Invité de l’émission « Decrypta » diffusée sur la chaîne Télé Shaba, l’ancien vice-Premier ministre belge et figure politique européenne Louis Michel s’est exprimé sur la situation politique en République démocratique du Congo. Dans un entretien largement relayé, il a appelé à un apaisement du climat politique et à l’ouverture d’un dialogue national entre les différentes forces du pays.
Ses déclarations interviennent dans un contexte où les tensions politiques restent vives en RDC, notamment autour des questions liées aux libertés publiques, aux élections et à l’interprétation de la Constitution.
Un climat politique jugé préoccupant
Au cours de l’émission Decrypta, Louis Michel a exprimé ses inquiétudes face à certaines pratiques politiques qu’il juge incompatibles avec les standards démocratiques.

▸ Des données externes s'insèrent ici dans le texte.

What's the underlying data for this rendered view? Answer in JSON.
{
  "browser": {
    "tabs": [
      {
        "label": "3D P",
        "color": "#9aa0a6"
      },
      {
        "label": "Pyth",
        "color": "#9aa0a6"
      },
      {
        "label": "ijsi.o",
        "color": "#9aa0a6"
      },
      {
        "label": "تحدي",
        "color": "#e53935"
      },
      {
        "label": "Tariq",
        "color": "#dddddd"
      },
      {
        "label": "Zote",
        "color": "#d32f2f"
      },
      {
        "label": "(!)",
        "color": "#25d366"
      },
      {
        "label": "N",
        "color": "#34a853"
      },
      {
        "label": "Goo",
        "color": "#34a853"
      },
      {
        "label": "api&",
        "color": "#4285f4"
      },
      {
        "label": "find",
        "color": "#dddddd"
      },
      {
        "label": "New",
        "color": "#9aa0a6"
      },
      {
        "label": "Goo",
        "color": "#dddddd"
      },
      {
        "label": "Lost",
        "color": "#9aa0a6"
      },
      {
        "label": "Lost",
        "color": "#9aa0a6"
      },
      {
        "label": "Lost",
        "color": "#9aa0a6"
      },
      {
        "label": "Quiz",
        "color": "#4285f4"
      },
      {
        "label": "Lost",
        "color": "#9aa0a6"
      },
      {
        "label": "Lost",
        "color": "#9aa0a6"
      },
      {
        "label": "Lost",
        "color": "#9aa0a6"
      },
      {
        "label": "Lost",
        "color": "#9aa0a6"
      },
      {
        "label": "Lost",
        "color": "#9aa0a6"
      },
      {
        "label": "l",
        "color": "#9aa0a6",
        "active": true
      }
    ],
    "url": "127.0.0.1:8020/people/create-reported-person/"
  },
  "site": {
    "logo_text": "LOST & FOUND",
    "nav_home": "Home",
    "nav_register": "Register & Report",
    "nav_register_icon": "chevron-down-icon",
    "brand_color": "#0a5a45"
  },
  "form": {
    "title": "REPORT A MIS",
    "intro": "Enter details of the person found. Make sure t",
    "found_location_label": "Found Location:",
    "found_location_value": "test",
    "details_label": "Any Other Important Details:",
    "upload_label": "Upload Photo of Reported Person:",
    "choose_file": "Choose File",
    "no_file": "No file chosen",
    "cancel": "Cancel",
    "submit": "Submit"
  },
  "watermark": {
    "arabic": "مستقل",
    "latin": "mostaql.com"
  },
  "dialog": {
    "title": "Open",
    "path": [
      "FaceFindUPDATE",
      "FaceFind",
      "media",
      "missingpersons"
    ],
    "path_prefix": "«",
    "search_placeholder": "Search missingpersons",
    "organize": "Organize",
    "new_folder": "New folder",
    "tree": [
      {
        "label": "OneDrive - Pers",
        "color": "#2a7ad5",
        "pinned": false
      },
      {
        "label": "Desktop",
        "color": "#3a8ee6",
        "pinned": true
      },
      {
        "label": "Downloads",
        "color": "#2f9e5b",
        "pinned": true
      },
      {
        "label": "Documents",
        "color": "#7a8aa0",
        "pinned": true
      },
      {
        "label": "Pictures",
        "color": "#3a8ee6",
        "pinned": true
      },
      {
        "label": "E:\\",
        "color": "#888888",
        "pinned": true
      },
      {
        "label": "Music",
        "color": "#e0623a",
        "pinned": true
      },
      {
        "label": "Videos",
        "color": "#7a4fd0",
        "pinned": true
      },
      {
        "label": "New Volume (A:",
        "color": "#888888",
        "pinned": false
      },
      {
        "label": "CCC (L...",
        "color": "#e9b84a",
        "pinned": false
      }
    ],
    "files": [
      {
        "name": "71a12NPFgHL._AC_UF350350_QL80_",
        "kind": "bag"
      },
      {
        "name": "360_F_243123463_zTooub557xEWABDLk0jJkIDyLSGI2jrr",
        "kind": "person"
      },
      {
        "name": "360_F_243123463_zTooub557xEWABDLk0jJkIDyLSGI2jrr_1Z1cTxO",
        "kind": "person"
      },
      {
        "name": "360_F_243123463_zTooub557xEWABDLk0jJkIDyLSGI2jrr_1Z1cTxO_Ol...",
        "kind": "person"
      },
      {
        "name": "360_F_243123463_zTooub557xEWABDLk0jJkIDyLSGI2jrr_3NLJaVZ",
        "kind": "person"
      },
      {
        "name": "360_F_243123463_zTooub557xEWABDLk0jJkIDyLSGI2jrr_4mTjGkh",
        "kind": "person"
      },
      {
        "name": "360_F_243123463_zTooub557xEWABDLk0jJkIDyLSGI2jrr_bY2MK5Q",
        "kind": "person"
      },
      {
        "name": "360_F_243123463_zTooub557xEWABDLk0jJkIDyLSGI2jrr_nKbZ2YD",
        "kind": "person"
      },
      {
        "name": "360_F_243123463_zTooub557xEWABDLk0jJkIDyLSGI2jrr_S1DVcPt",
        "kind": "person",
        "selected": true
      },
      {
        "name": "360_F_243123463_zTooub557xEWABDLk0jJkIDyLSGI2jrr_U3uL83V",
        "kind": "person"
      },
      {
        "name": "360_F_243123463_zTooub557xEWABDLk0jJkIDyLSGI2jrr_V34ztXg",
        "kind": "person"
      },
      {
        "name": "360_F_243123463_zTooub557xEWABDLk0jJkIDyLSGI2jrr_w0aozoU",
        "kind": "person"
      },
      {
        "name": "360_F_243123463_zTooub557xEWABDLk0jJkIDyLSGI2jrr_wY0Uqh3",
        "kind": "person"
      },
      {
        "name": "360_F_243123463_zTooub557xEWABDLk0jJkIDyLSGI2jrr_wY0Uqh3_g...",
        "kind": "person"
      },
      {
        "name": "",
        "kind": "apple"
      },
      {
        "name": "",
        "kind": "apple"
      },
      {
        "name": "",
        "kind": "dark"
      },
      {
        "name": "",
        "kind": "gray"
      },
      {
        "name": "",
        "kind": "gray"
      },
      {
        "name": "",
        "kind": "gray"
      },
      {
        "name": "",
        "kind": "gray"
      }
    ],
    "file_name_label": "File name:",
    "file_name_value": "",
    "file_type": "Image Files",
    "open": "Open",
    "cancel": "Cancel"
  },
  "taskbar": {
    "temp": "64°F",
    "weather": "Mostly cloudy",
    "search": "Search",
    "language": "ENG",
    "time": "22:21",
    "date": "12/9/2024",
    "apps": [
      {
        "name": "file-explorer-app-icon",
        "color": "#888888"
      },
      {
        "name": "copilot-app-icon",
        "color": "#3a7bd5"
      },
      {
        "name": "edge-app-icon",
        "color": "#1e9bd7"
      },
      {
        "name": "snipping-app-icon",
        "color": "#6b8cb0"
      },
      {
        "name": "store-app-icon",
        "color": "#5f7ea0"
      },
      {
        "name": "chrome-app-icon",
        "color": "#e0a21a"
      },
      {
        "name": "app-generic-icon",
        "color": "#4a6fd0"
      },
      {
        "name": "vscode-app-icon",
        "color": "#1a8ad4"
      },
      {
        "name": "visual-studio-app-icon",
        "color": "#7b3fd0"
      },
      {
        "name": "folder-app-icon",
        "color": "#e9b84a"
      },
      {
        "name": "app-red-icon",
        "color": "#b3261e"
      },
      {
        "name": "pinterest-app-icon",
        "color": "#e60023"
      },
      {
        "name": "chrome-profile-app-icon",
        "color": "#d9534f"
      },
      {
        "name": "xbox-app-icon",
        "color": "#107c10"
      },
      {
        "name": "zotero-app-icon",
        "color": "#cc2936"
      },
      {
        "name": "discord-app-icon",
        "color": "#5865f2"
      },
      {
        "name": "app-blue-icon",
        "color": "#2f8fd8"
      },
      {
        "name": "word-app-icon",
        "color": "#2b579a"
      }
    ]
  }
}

Il a notamment pointé du doigt les difficultés rencontrées par certaines figures de l’opposition, citant explicitement le cas de l’opposant congolais Moïse Katumbi :
« Quand je vois qu’un opposant comme Moïse Katumbi a des difficultés pour obtenir un passeport ou un visa, cela pose question dans un pays qui se veut démocratique. »
Pour Louis Michel, ce type de situation envoie un signal négatif, aussi bien à l’intérieur du pays qu’à la communauté internationale, sur l’état réel des libertés politiques en RDC.
La Constitution au centre des préoccupations
L’ancien ministre belge a également abordé la question sensible de la Constitution et des mandats présidentiels. Sans détour, il a rappelé les principes fondamentaux qui encadrent les démocraties modernes :
« On sait bien que constitutionnellement, il y a deux mandats. Jouer avec la Constitution n’est pas de nature à encourager le peuple. »
Cette déclaration intervient dans un climat où les débats autour d’une éventuelle révision constitutionnelle alimentent régulièrement les tensions politiques et les spéculations sur la stabilité institutionnelle du pays.
Pour Louis Michel, le respect strict des textes constitutionnels reste une condition essentielle pour garantir la confiance des citoyens dans leurs institutions.
Un appel clair au dialogue national
Au-delà de ses critiques, Louis Michel a surtout insisté sur la nécessité d’un rapprochement entre les différentes forces politiques congolaises. Il a lancé un appel direct au président Félix Tshisekedi, l’invitant à prendre l’initiative d’un dialogue national inclusif.
« Un pays comme le Congo a besoin d’unité et de coopération entre les différents courants politiques. »
Selon lui, seule une approche consensuelle permettrait d’apaiser les tensions et de renforcer la stabilité institutionnelle dans un pays marqué par des décennies de crises politiques et sécuritaires.
Une lecture diplomatique des enjeux congolais
Les propos de Louis Michel s’inscrivent dans une tradition d’observations internationales sur la gouvernance en RDC. Ancien acteur majeur de la coopération entre la Belgique et le Congo, il reste une voix souvent écoutée lorsqu’il s’agit des questions politiques congolaises.
Son intervention dans l’émission de Decrypta a donc une portée symbolique importante : elle relance le débat sur la nécessité d’un dialogue national structuré, alors que le pays fait face à des défis multiples, allant de la gouvernance à la sécurité en passant par la cohésion politique.
Réactions attendues dans la classe politique
Ces déclarations ne devraient pas laisser indifférents les acteurs politiques congolais. D’un côté, l’opposition pourrait y voir un soutien à ses revendications concernant les libertés publiques et le respect des règles constitutionnelles. De l’autre, la majorité pourrait considérer cet appel comme une incitation à la concertation, dans un contexte où les positions restent souvent polarisées.
Quoi qu’il en soit, l’intervention de Louis Michel remet sur la table une question centrale : celle de la capacité des acteurs politiques congolais à privilégier le dialogue plutôt que la confrontation.
En appelant à la retenue, au respect de la Constitution et à l’ouverture d’un dialogue national, Louis Michel relance un débat essentiel pour l’avenir politique de la RDC. Dans un pays où les enjeux institutionnels et démocratiques restent sensibles, ses propos résonnent comme un rappel à la nécessité de construire des consensus durables pour garantir la stabilité et la cohésion nationale.